Original text on this topic:
Population growth after reintroduction. The population of white rhinos in the fenced WGP has undergone two periods of growth during which translocations did not occur: 1967-1974 (early period) and 1987-1994 (late period). Rates of annual increase calculated for the early and late periods were 10.4 and 6.6 %, respectively. The ecological density in the WGP increased by >200% during this time, from 0.23 rhino/ km? in 1967 to 0.83 rhino/ km? in 1994.
We examined data on recruitment rate of the WGP population as a function of population density. A simple linear regression revealed that recruitment rate of calves (calves that survived >2 years) decreased significantly (P = 0.007) with the density of adult and subadult rhinos (>2 years of age). Because rhinos are non-seasonal breeders and reproduce at intervals of 2-4 years, annual recruitment rates vary markedly, however, the decreasing trend in recruitment with population density is clear.

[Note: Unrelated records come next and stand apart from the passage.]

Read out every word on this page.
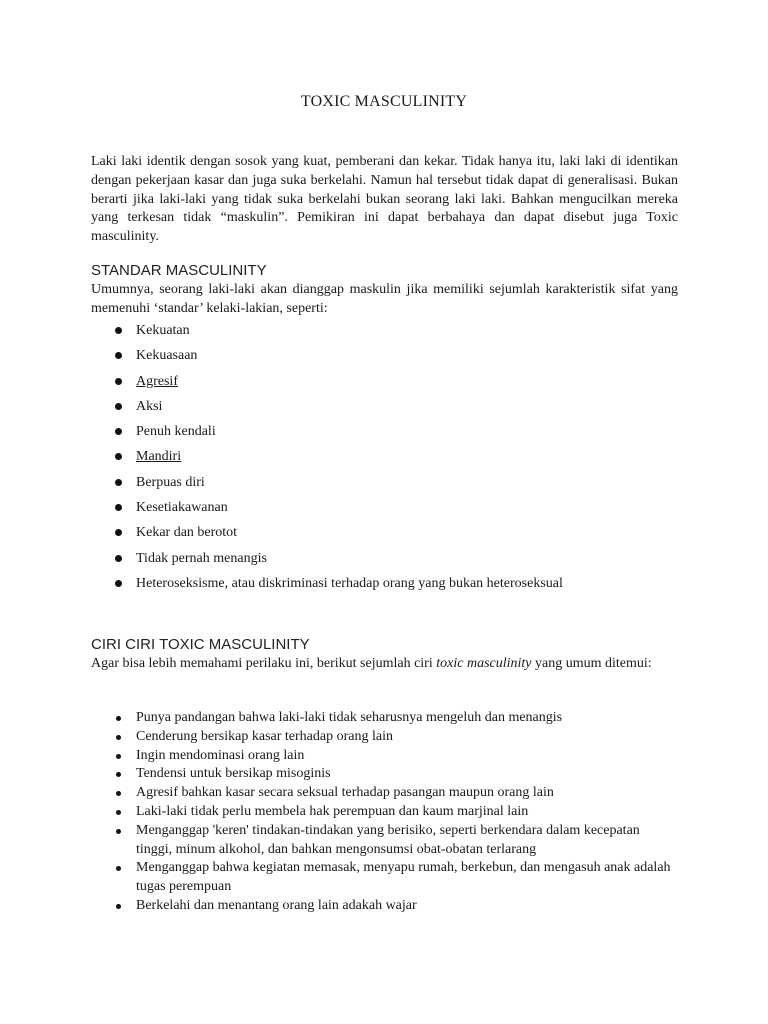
TOXIC MASCULINITY
Laki laki identik dengan sosok yang kuat, pemberani dan kekar. Tidak hanya itu, laki laki di identikan dengan pekerjaan kasar dan juga suka berkelahi. Namun hal tersebut tidak dapat di generalisasi. Bukan berarti jika laki-laki yang tidak suka berkelahi bukan seorang laki laki. Bahkan mengucilkan mereka yang terkesan tidak “maskulin”. Pemikiran ini dapat berbahaya dan dapat disebut juga Toxic masculinity.
STANDAR MASCULINITY
Umumnya, seorang laki-laki akan dianggap maskulin jika memiliki sejumlah karakteristik sifat yang memenuhi ‘standar’ kelaki-lakian, seperti:
Kekuatan
Kekuasaan
Agresif
Aksi
Penuh kendali
Mandiri
Berpuas diri
Kesetiakawanan
Kekar dan berotot
Tidak pernah menangis
Heteroseksisme, atau diskriminasi terhadap orang yang bukan heteroseksual
CIRI CIRI TOXIC MASCULINITY
Agar bisa lebih memahami perilaku ini, berikut sejumlah ciri toxic masculinity yang umum ditemui:
Punya pandangan bahwa laki-laki tidak seharusnya mengeluh dan menangis
Cenderung bersikap kasar terhadap orang lain
Ingin mendominasi orang lain
Tendensi untuk bersikap misoginis
Agresif bahkan kasar secara seksual terhadap pasangan maupun orang lain
Laki-laki tidak perlu membela hak perempuan dan kaum marjinal lain
Menganggap 'keren' tindakan-tindakan yang berisiko, seperti berkendara dalam kecepatan tinggi, minum alkohol, dan bahkan mengonsumsi obat-obatan terlarang
Menganggap bahwa kegiatan memasak, menyapu rumah, berkebun, dan mengasuh anak adalah tugas perempuan
Berkelahi dan menantang orang lain adakah wajar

Numerous factors probably interact to affect reproduction in female mammals. Several studies have identified a threshold body mass for reproduction among young female ungulates, and the relationship between reproduction and body mass may be influenced by population density. Other studies have distinguished between total body mass and body fat, demonstrating that fat reserves independent of body size can positively influence reproduction in females Although the index of body condition we used for the white rhinos is crude, it revealed seasonal declines in body condition related to both population density and reproductive status of females. This suggests that competition among individuals occurred in the high-density population and affected body condition during the dry season when forage availability is lower.
Population growth - Rapid rates of increase have been reported in large herbivore populations following introduction into unoccupied habitats. The rate of growth of the white rhino population in the WGP following introduction (10.4% per annum) is among the highest rates documented for free-ranging populations of either species of African rhino. A maximum rate of 9.6 % per annum was calculated for white rhinos in Umfolozi Game Reserve, South Africa, and 10.5% was estimated to be a theoretical maximum for the species (Owen-Smith, 1988). A maximum rate of increase was estimated to be 6.0% in Ndumu Game Reserve, a small South African reserve. However, a growth rate of 9.7% was reported for a small, low-density population of northern white rhinos in Garamba National Park, Zaire. The white rhino population in the WGP appears to have achieved a near-maximal rate of growth following introduction into this unoccupied habitat.
Recruitment rate in a closed system is a population-level index of reproduction. The decrease in the recruitmcnt of calves with population size in the WGP indicates that reproduction declined as the population density increased. Densities varied markedly between the early and late periods, and differences in recruitment during these two periods probably contributed to the observed differences in population growth rates.